Tetralogy of Fallot
Only a simple ultrasound scan (“echocardiogram”) is required. Sometimes additional imaging with a CT scan is required.
Surgery is usually planned at 6-12 months of age, but the type and timing of treatment depends very much on how blue an individual baby becomes as well as how well the pulmonary arteries (the lung arteries) grow. If the pulmonary arteries do not grow well it may be necessary to perform a “shunt” operation to improve the blood supply to the lungs before we can consider major surgery to repair the heart. If the arteries have grown well we usually plan a single operation to close the hole (VSD) by sewing a patch over it and to open up the narrowing (pulmonary stenosis) in the heart. This is often referred to as “corrective” surgery, but it never makes the heart completely normal.
Risks of treatment
All heart operations are serious and carry some risk of death or major complications such as permanent brain damage, kidney damage or lung complications such as pneumonia. For shunt operations the risk
of a baby dying is small (about 1 in 100) and the risk of brain damage is also small (probably around 1 in 100). At the major repair operation the risk of dying is less than 3%. There is also a small risk (around 1 in 100) of the heart’s electrical system being damaged at operation; if this happens the child’s heart rate will be much slower than normal and a further operation is required to implant a pacemaker to make the heart beat faster.
After the operation
Most children are usually in hospital for about 5-7 days after their operation, Most children have medicines to take at home after leaving hospital but these are usually only necessary for a month or so. Visits to the outpatient clinic will be necessary after the operation.

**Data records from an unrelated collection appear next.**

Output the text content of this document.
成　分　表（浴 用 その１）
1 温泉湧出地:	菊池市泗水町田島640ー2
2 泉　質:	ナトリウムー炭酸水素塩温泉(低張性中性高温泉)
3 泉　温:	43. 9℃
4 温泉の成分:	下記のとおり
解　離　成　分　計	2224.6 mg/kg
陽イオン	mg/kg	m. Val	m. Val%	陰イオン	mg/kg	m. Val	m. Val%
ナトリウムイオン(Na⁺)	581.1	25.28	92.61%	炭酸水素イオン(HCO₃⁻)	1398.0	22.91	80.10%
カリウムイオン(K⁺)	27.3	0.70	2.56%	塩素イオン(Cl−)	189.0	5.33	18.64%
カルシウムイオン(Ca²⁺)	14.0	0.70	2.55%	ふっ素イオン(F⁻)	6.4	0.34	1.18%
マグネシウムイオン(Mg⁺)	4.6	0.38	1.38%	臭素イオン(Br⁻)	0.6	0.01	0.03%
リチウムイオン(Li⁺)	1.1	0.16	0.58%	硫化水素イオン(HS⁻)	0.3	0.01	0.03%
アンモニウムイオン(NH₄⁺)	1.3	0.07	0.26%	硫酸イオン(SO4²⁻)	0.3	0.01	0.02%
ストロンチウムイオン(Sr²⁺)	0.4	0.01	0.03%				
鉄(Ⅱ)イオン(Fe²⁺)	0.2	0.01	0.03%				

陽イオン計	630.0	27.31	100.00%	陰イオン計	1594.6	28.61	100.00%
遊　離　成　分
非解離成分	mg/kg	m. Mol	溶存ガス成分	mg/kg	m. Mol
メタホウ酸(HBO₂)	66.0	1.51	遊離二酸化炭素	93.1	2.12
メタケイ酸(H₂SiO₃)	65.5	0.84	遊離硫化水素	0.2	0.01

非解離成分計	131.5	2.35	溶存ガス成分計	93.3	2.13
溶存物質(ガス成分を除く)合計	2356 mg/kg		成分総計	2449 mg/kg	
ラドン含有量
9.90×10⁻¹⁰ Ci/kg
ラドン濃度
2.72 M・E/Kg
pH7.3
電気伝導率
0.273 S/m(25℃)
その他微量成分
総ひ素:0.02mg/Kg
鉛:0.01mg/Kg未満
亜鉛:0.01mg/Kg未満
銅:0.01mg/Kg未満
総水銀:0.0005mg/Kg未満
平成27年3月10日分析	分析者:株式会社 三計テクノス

Some children with Tetralogy have other abnormalities. The commonest of these is a genetic abnormality, where a small part of one chromosome is missing. This abnormality is called “22q11 deletion” (or “Di-george”). Although some children with 22q11 deletion grow and develop normally, some will have learning or speech difficulties and if your child has 22q11 deletion it is important that his or her development is monitored so that help can be given early if necessary. A blood test to check for this abnormality is usually done, but it may take some weeks for the result to come back.
The long term future
All patients who have had Tetralogy repair operations have an abnormal pulmonary valve. This means further surgery is often necessary in older children and adults to replace the valve, so regular check ups are required. Even many years after apparently successful surgery new problems may arise which require treatment.
Here’s a short video explaining about pulmonary incompetence and pulmonary valve replacement
One of the commonest late problems is the development of abnormal heart rhythms. These can usually be treated, but can be serious and can even rarely be fatal, so regular review in outpatients by a specialist is very important even if the patient appears well.
Most patients with repaired tetralogy will lead normal active lives after their operation but may not manage as much physical exercise as a normal child We do not usually stop children with heart disease from doing exercise but it is probably best to avoid really hard physical exercise (such as long distance running) even after a successful operation.
All patients with Tetralogy will be at risk of infection in the heart (called endocarditis), both before and after surgery. Such infections may be caused by infections of the teeth or gums It is important to look after your child’s teeth and visit the dentist regularly (every 6-12 months). Ear or body piercing and tattooing are best avoided as they also carry a small risk of infection which may spread to the heart.